この手に掴んだ幸せを(ぬら孫) | ナノ

▽ 感覚麻痺ってコワいね☆

「…落ち着いたか?」


私の頭をポンポンと優しく撫でるお父さんに、小さく頷いて大丈夫だと告げる。何日間も続いた真っ暗な世界が嘘のように、黒雲は消えて雨もやんでいる。


『………ありがとう』

「お礼はココに頼むぜ?」


ニッと笑い、自分の頬をトントンと指差すお父さん。恥ずかしくてチューなんかできるわけないだろう! そう想いを込めて、借りてた手拭いをお父さんに投げつける。


「アイタッ!
…ったく、さっきまでのしおらしさは何処に行ったんだい?」


正直言って…
ガチ泣きしたばかりなので恥ずかしいなう。
お父さんの顔を見れないどころか顔すらあげられない。絶対今の顔、目が腫れ上がって不細工だと思う…
 

「…ひでぇな…泣き腫らして顔がタコみたいになってんぞ…」

『全身打撲骨折されたいの?』

「いででででで!!!!」


女の子にそれはなくね?
人がセンチメンタルな時にそんな酷い事普通言うか!?
先程の感謝はどこへ行ったのやら…怒りMAXで絞めていれば、


「いづもの…鯉菜…だ…な…ガハッ!!」


と青白い顔をして言うお父さん。
…元気づけるならもっと他のやり方でして欲しかったな。


噎せたお父さんが落ち着きを取り戻してからは、沢山話を聞いた。
祢々切丸が直ったこと、
安倍晴明の清浄のこと、
リクオが友達を家に呼び、全国から妖怪を招集したこと、
そして今は九州に向かっていること。
そうか…もうそこまで行ったのか。というかもう直ぐ原作が終わるじゃないか。
そんなことを考えていれば、お父さんが真剣な目をして問うてくる。


「…お前さんはこれからどうするんだい?」

『どうする…って言うと?』

「兄貴と先生のことだよ。
…オレが代わりにやろうか?」


お父さんの目を見れば、嫌味でも試してるのでもなく…親切心からそう言っているのだと分かる。

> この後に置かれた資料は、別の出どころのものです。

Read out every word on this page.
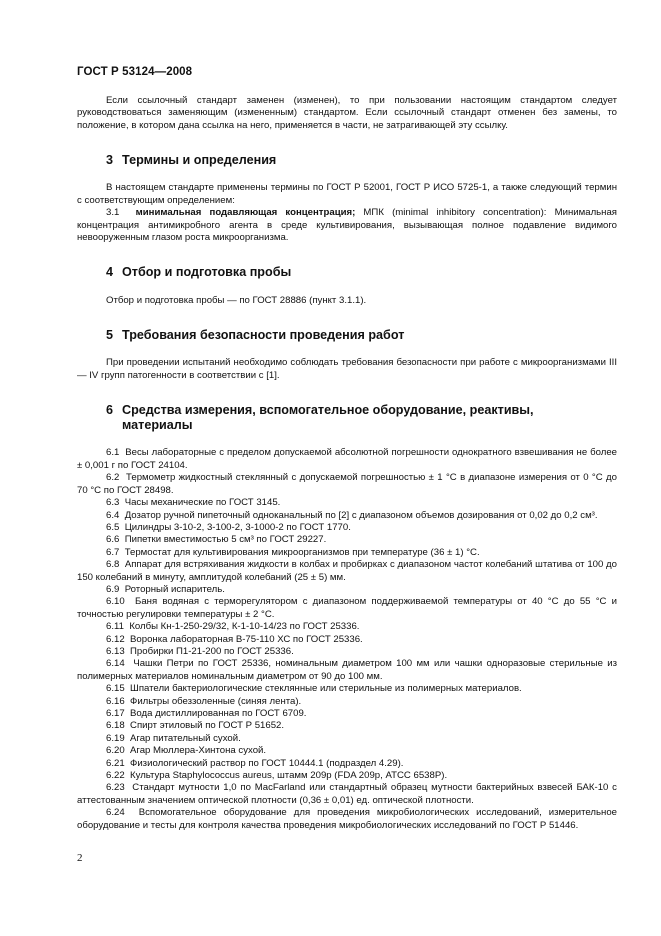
ГОСТ Р 53124—2008

Если ссылочный стандарт заменен (изменен), то при пользовании настоящим стандартом следует руководствоваться заменяющим (измененным) стандартом. Если ссылочный стандарт отменен без замены, то положение, в котором дана ссылка на него, применяется в части, не затрагивающей эту ссылку.

3 Термины и определения

В настоящем стандарте применены термины по ГОСТ Р 52001, ГОСТ Р ИСО 5725-1, а также следующий термин с соответствующим определением:

3.1 минимальная подавляющая концентрация; МПК (minimal inhibitory concentration): Минимальная концентрация антимикробного агента в среде культивирования, вызывающая полное подавление видимого невооруженным глазом роста микроорганизма.

4 Отбор и подготовка пробы

Отбор и подготовка пробы — по ГОСТ 28886 (пункт 3.1.1).

5 Требования безопасности проведения работ

При проведении испытаний необходимо соблюдать требования безопасности при работе с микроорганизмами III — IV групп патогенности в соответствии с [1].

6 Средства измерения, вспомогательное оборудование, реактивы,
материалы

6.1 Весы лабораторные с пределом допускаемой абсолютной погрешности однократного взвешивания не более ± 0,001 г по ГОСТ 24104.

6.2 Термометр жидкостный стеклянный с допускаемой погрешностью ± 1 °С в диапазоне измерения от 0 °С до 70 °С по ГОСТ 28498.

6.3 Часы механические по ГОСТ 3145.

6.4 Дозатор ручной пипеточный одноканальный по [2] с диапазоном объемов дозирования от 0,02 до 0,2 см³.

6.5 Цилиндры 3-10-2, 3-100-2, 3-1000-2 по ГОСТ 1770.

6.6 Пипетки вместимостью 5 см³ по ГОСТ 29227.

6.7 Термостат для культивирования микроорганизмов при температуре (36 ± 1) °С.

6.8 Аппарат для встряхивания жидкости в колбах и пробирках с диапазоном частот колебаний штатива от 100 до 150 колебаний в минуту, амплитудой колебаний (25 ± 5) мм.

6.9 Роторный испаритель.

6.10 Баня водяная с терморегулятором с диапазоном поддерживаемой температуры от 40 °С до 55 °С и точностью регулировки температуры ± 2 °С.

6.11 Колбы Кн-1-250-29/32, К-1-10-14/23 по ГОСТ 25336.

6.12 Воронка лабораторная В-75-110 ХС по ГОСТ 25336.

6.13 Пробирки П1-21-200 по ГОСТ 25336.

6.14 Чашки Петри по ГОСТ 25336, номинальным диаметром 100 мм или чашки одноразовые стерильные из полимерных материалов номинальным диаметром от 90 до 100 мм.

6.15 Шпатели бактериологические стеклянные или стерильные из полимерных материалов.

6.16 Фильтры обеззоленные (синяя лента).

6.17 Вода дистиллированная по ГОСТ 6709.

6.18 Спирт этиловый по ГОСТ Р 51652.

6.19 Агар питательный сухой.

6.20 Агар Мюллера-Хинтона сухой.

6.21 Физиологический раствор по ГОСТ 10444.1 (подраздел 4.29).

6.22 Культура Staphylococcus aureus, штамм 209р (FDA 209р, АТСС 6538Р).

6.23 Стандарт мутности 1,0 по MacFarland или стандартный образец мутности бактерийных взвесей БАК-10 с аттестованным значением оптической плотности (0,36 ± 0,01) ед. оптической плотности.

6.24 Вспомогательное оборудование для проведения микробиологических исследований, измерительное оборудование и тесты для контроля качества проведения микробиологических исследований по ГОСТ Р 51446.

2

『…ありがとう。でもその気持ちだけでいいよ。バカ兄貴とは…私がケリをつける。
でないと、私も前に進めないもん…』

「…そうかい。流石オレの娘だな!」

『ちょっ、ちょっと…!!』


ニッと笑ったお父さんに、頭をわしゃわしゃとされる。物凄く久しぶりな感覚だな…ちょっと嬉しいけど、髪がもつれて痛い。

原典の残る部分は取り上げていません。